By Carl Kozlowski *
Social media addiction is a growing problem among Americans, and the new movie “Ingrid Goes West” offers a dark satire about that sad state of affairs. A woman who leads an utterly empty life by spending her days obsessively searching for “likes” and the new postings of those with a large number of followers, Ingrid could be any one of the millions constantly staring down at their smartphones rather than interacting with the world at large.
Directed by Matt Spicer in his feature debut, “Ingrid” skillfully pulls off an extremely difficult balancing act. On the one hand, it’s about mostly awful people, none of whom viewers should want to root for. On the other, it is taking point-blank critical aim at their behavior in a way that is often funny in spite of itself – and switches gears effectively into some serious moments depicting these actions as mentally disturbed behavior.
The movie kicks off with Ingrid (Aubrey Plaza) crashing a wedding reception and macing the bride in the eyes for not inviting her, an action that results in a quick trip to a mental hospital. The idea is to break her psychotic rage and her obsession with Instagram – because she only knew the bride by manipulating her way into her life after meeting her via the site, and never should have expected to be invited to the wedding in the first place.

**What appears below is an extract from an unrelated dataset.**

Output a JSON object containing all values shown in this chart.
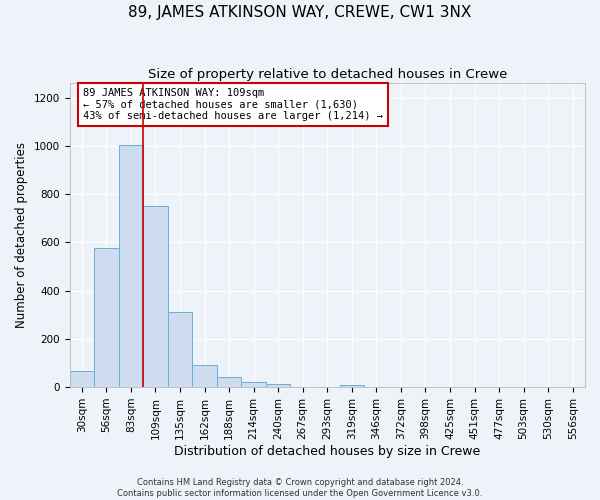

Ingrid quickly winds up in a mental hospital until she seems to resolve her social-media obsession. Yet upon her release, Ingrid finds another friend on Instagram: a woman named Taylor (Elizabeth Olsen) who is living a seemingly glamorous life in Los Angeles.
Cashing in a $60,000 inheritance from her late mother, Ingrid abruptly moves to LA to stalk Taylor and worm her way into her life. She rents a house in Taylor’s Venice neighborhood from a too-trusting guy named Dan (O’Shea Jackson Jr.) and steals Taylor’s dog in order to meet her when she returns it.
The two become fast friends, although Taylor is unaware that Ingrid is an entirely fake person. With Taylor herself living a false and vacuous existence in which her every move is photographed for Instagram since her “career” involves promoting products in her pictures, they are a seemingly perfect match.
But as Taylor’s husband and sleazy brother start to wonder about Ingrid’s odd behavior and notice her stories don’t add up, she winds up roping the unwitting Dan into her schemes. Her determination to avoid being caught and to grow ever closer to Taylor and her fame escalates into a surprisingly violent turn of events and eventually some serious consequences.
“Ingrid” centers on a woman who is clearly disturbed and engages in morally abhorrent behavior towards everyone around her. Pushy, deceptive and manipulative, she is the worst person in a circle of people whose lives are shallowly centered on the empty allure of fame, and living lazy lives in which the most positive character is constantly smoking marijuana.
Over the course of the film, Ingrid uses cocaine with Taylor, hatches a kidnapping plot that goes extremely awry, and engages in seduction to get what she wants – and that’s just the half of it, with plenty of foul language also clouding it. As mentioned before, the film manages to create a unique tone in which much of this manages to be humorous yet critical on a secular artistic level, but when looking at things from a moral point of view, it’s unfortunately unacceptable.
It’s a shame, since the topic of social-media addiction and how it’s affecting our ability to form healthy relationships is one that is worthy and definitely timely. But there is definitely a point in which the depiction of corrupt behavior can corrupt the viewer’s sense of moral reasoning as well, and “Ingrid” crosses it.
Plaza shows genuine talent here, both for energetic comedy and in showing the broken person buried beneath the surface of Ingrid. Jackson shows a lot of charm, with a deeply rooted kindness under Dan’s surface as well, while Olsen is solid at portraying a vacuous person with a falsely glamorous life.
“Ingrid Goes West” is trying to be a morality play for our extremely misguided times, but features so much immorality along the way to its conclusion that Catholics should probably head in another direction.